In his concession speech, Josh Mandel called it the beginning, not the end, of his fight for government accountability, lower taxes and fiscal responsibility. At 35, the former state lawmaker and two-tour Marine is unlikely to end his political career here.
Brown planned a news conference today in Columbus to discuss the race and his future plans. He and Republican Rob Portman, a key supporter of presidential contender Mitt Romney, will continue to represent Ohioans in the Senate.
Brown won with 50.3 percent of the vote while Mandel had 45 percent and independent Scott Rupert had 4.6 percent. Brown totaled 2,638,682 votes while Mandel had 2,360,716 and Rupert had 240,274.
The U.S. Chamber of Commerce, Crossroads GPS and other outside groups spent nearly $40 million in Ohio, criticizing Brown's support for President Barack Obama's stimulus and health care overhaul.
In his victory speech, Brown said those groups thought Ohio could be bought.
"In October, eight out-of-state groups, all at the same time, were poisoning Ohio's airwaves -- spending more money against me than any U.S. Senate candidate in the history of the United States, running 50,000 ads," he told supporters. "But these groups just didn't know Ohio."
Mandel had called Brown a career politician in a race that grew increasing rancorous as Election Day approached. He sought to turn Brown's decades in office against him, telling voters he wanted to make Washington more accountable.
He toned down his rhetoric Tuesday, congratulating Brown and commending his family for a race well run.
"I believe we left it all on the field," he said. "I cannot think of anything else we could have done to win this campaign. I believe we put forth everything we could in sweat, in honor and in integrity."
Brown, 59, made the auto industry bailout a key campaign issue, highlighting Mandel's opposition to the rescue that affected about 800,000 Ohio jobs.
Brown got three out of four votes from the majority of Ohioans who agreed with giving federal money to General Motors and Chrysler, according to preliminary exit poll results.
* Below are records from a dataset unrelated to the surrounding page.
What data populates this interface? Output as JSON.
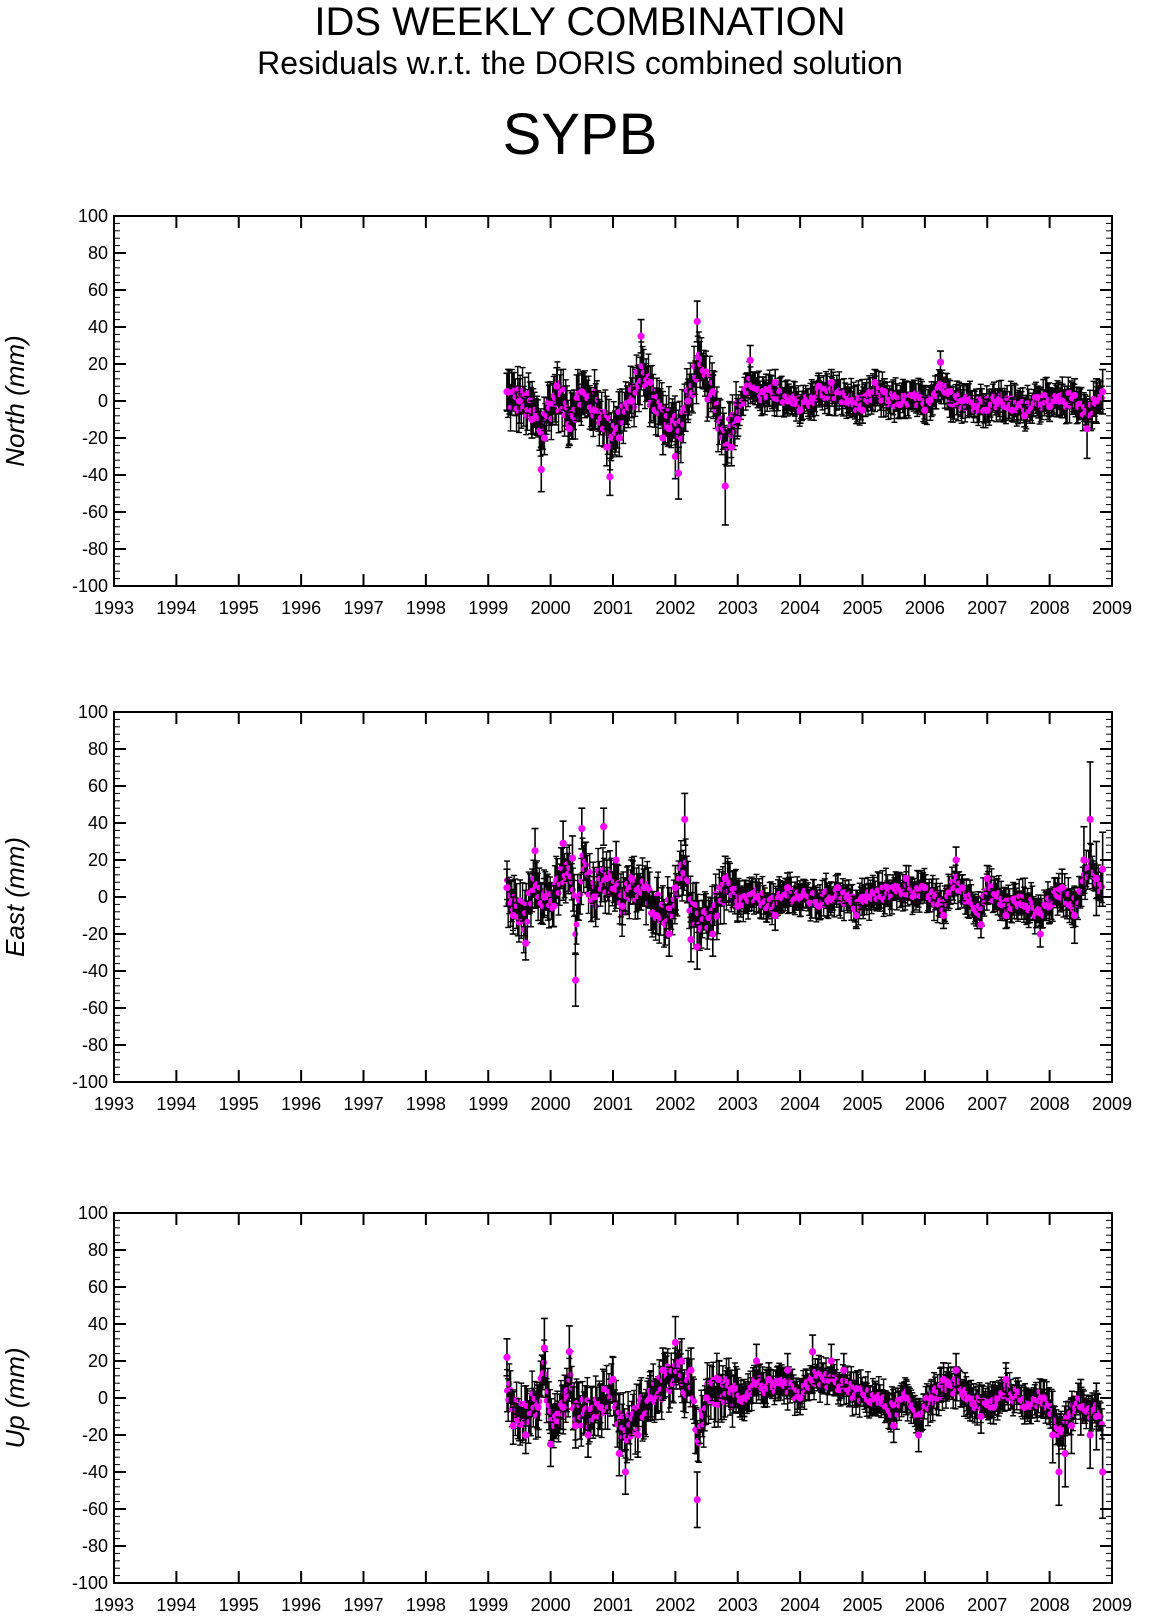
{
  "header": {
    "title": "IDS WEEKLY COMBINATION",
    "subtitle": "Residuals w.r.t. the DORIS combined solution",
    "station": "SYPB"
  },
  "style": {
    "point_color": "#ff00ff",
    "errorbar_color": "#000000",
    "axis_color": "#000000"
  },
  "chart_data": [
    {
      "type": "scatter",
      "component": "north",
      "ylabel": "North (mm)",
      "xlim": [
        1993,
        2009
      ],
      "ylim": [
        -100,
        100
      ],
      "xticks": [
        "1993",
        "1994",
        "1995",
        "1996",
        "1997",
        "1998",
        "1999",
        "2000",
        "2001",
        "2002",
        "2003",
        "2004",
        "2005",
        "2006",
        "2007",
        "2008",
        "2009"
      ],
      "yticks": [
        "100",
        "80",
        "60",
        "40",
        "20",
        "0",
        "-20",
        "-40",
        "-60",
        "-80",
        "-100"
      ],
      "series": [
        {
          "x": [
            1999.3,
            1999.5,
            1999.7,
            1999.85,
            1999.9,
            2000.1,
            2000.3,
            2000.5,
            2000.7,
            2000.9,
            2000.95,
            2001.1,
            2001.3,
            2001.45,
            2001.6,
            2001.8,
            2001.9,
            2002.0,
            2002.05,
            2002.2,
            2002.35,
            2002.6,
            2002.8,
            2002.9,
            2003.0,
            2003.2,
            2003.4,
            2003.6,
            2003.8,
            2004.0,
            2004.3,
            2004.5,
            2004.8,
            2005.0,
            2005.2,
            2005.35,
            2005.6,
            2005.8,
            2006.0,
            2006.25,
            2006.4,
            2006.6,
            2006.8,
            2007.0,
            2007.2,
            2007.4,
            2007.6,
            2007.8,
            2008.0,
            2008.2,
            2008.4,
            2008.6,
            2008.75,
            2008.85
          ],
          "y": [
            5,
            0,
            -10,
            -37,
            -20,
            8,
            -15,
            5,
            -5,
            -25,
            -41,
            -20,
            0,
            35,
            10,
            -20,
            -15,
            -30,
            -39,
            0,
            43,
            5,
            -46,
            -25,
            -10,
            22,
            5,
            10,
            0,
            -5,
            8,
            10,
            0,
            -5,
            10,
            5,
            -2,
            3,
            -5,
            21,
            5,
            0,
            -3,
            -5,
            0,
            -5,
            -8,
            2,
            -3,
            0,
            3,
            -15,
            0,
            5
          ],
          "err": [
            10,
            12,
            10,
            12,
            9,
            10,
            9,
            10,
            10,
            10,
            10,
            10,
            9,
            9,
            9,
            9,
            9,
            12,
            14,
            10,
            11,
            9,
            21,
            10,
            9,
            8,
            8,
            7,
            7,
            7,
            7,
            7,
            7,
            7,
            7,
            7,
            7,
            7,
            7,
            6,
            6,
            6,
            6,
            6,
            6,
            6,
            6,
            6,
            8,
            9,
            9,
            16,
            12,
            12
          ]
        }
      ]
    },
    {
      "type": "scatter",
      "component": "east",
      "ylabel": "East (mm)",
      "xlim": [
        1993,
        2009
      ],
      "ylim": [
        -100,
        100
      ],
      "xticks": [
        "1993",
        "1994",
        "1995",
        "1996",
        "1997",
        "1998",
        "1999",
        "2000",
        "2001",
        "2002",
        "2003",
        "2004",
        "2005",
        "2006",
        "2007",
        "2008",
        "2009"
      ],
      "yticks": [
        "100",
        "80",
        "60",
        "40",
        "20",
        "0",
        "-20",
        "-40",
        "-60",
        "-80",
        "-100"
      ],
      "series": [
        {
          "x": [
            1999.3,
            1999.4,
            1999.6,
            1999.75,
            1999.9,
            2000.05,
            2000.2,
            2000.35,
            2000.4,
            2000.5,
            2000.7,
            2000.85,
            2000.9,
            2001.05,
            2001.15,
            2001.3,
            2001.5,
            2001.7,
            2001.9,
            2002.0,
            2002.15,
            2002.25,
            2002.35,
            2002.6,
            2002.8,
            2003.0,
            2003.3,
            2003.6,
            2003.8,
            2004.0,
            2004.3,
            2004.6,
            2004.9,
            2005.1,
            2005.4,
            2005.7,
            2006.0,
            2006.3,
            2006.5,
            2006.6,
            2006.9,
            2007.0,
            2007.3,
            2007.6,
            2007.85,
            2008.0,
            2008.2,
            2008.4,
            2008.55,
            2008.65,
            2008.75,
            2008.85
          ],
          "y": [
            5,
            -10,
            -25,
            25,
            0,
            -5,
            29,
            21,
            -45,
            37,
            0,
            38,
            10,
            20,
            -5,
            10,
            5,
            -10,
            -20,
            5,
            42,
            -23,
            -27,
            -20,
            10,
            -5,
            0,
            -10,
            5,
            0,
            -5,
            5,
            -10,
            0,
            5,
            10,
            5,
            -10,
            20,
            5,
            -15,
            10,
            -10,
            -5,
            -20,
            -5,
            5,
            -10,
            20,
            42,
            10,
            15
          ],
          "err": [
            10,
            10,
            9,
            12,
            10,
            11,
            12,
            12,
            14,
            11,
            11,
            10,
            10,
            10,
            10,
            10,
            10,
            10,
            12,
            12,
            14,
            12,
            12,
            12,
            12,
            8,
            8,
            8,
            8,
            7,
            7,
            7,
            7,
            7,
            7,
            7,
            7,
            7,
            7,
            7,
            7,
            7,
            7,
            7,
            7,
            9,
            10,
            15,
            18,
            31,
            20,
            20
          ]
        }
      ]
    },
    {
      "type": "scatter",
      "component": "up",
      "ylabel": "Up (mm)",
      "xlim": [
        1993,
        2009
      ],
      "ylim": [
        -100,
        100
      ],
      "xticks": [
        "1993",
        "1994",
        "1995",
        "1996",
        "1997",
        "1998",
        "1999",
        "2000",
        "2001",
        "2002",
        "2003",
        "2004",
        "2005",
        "2006",
        "2007",
        "2008",
        "2009"
      ],
      "yticks": [
        "100",
        "80",
        "60",
        "40",
        "20",
        "0",
        "-20",
        "-40",
        "-60",
        "-80",
        "-100"
      ],
      "series": [
        {
          "x": [
            1999.3,
            1999.4,
            1999.6,
            1999.8,
            1999.9,
            2000.0,
            2000.2,
            2000.3,
            2000.4,
            2000.6,
            2000.8,
            2001.0,
            2001.1,
            2001.2,
            2001.4,
            2001.6,
            2001.8,
            2002.0,
            2002.1,
            2002.25,
            2002.35,
            2002.5,
            2002.7,
            2002.9,
            2003.1,
            2003.3,
            2003.5,
            2003.8,
            2004.0,
            2004.2,
            2004.5,
            2004.7,
            2004.9,
            2005.2,
            2005.5,
            2005.7,
            2005.9,
            2006.1,
            2006.3,
            2006.5,
            2006.7,
            2006.9,
            2007.1,
            2007.3,
            2007.6,
            2007.9,
            2008.05,
            2008.15,
            2008.25,
            2008.35,
            2008.5,
            2008.65,
            2008.75,
            2008.85
          ],
          "y": [
            22,
            -15,
            -20,
            -5,
            27,
            -25,
            -5,
            25,
            -15,
            -20,
            -5,
            10,
            -30,
            -40,
            -20,
            0,
            15,
            30,
            20,
            15,
            -55,
            0,
            10,
            5,
            0,
            20,
            10,
            15,
            0,
            25,
            20,
            15,
            5,
            0,
            -15,
            0,
            -20,
            0,
            10,
            15,
            0,
            -10,
            -5,
            10,
            -5,
            0,
            -20,
            -40,
            -30,
            -15,
            -5,
            -20,
            -10,
            -40
          ],
          "err": [
            10,
            10,
            10,
            12,
            16,
            12,
            12,
            14,
            12,
            12,
            12,
            12,
            12,
            12,
            12,
            12,
            12,
            14,
            12,
            12,
            15,
            10,
            10,
            10,
            10,
            9,
            9,
            9,
            9,
            9,
            9,
            9,
            9,
            9,
            9,
            9,
            9,
            9,
            9,
            9,
            9,
            9,
            9,
            9,
            9,
            9,
            15,
            18,
            18,
            15,
            15,
            18,
            18,
            25
          ]
        }
      ]
    }
  ]
}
Union households were also decisively behind Brown, who won the urban vote overwhelmingly and split the suburban vote.
He won despite a big dip in support among older voters, independents and Catholics.
Job experience was a central theme in the race. Brown accused Mandel of ignoring his duties at the state treasury, while Mandel said Brown was too entrenched and represented "everything that's wrong with Washington."
Brown began his political career in 1974 as the youngest state representative in Ohio history and went on to serve as secretary of state and congressman.
Mandel was elected to his first statewide office in 2010 after stints as a student body president at Ohio State University, Cleveland-area city councilman and state legislator. His military experience factored in garnering 2008 presidential nominee John McCain's endorsement.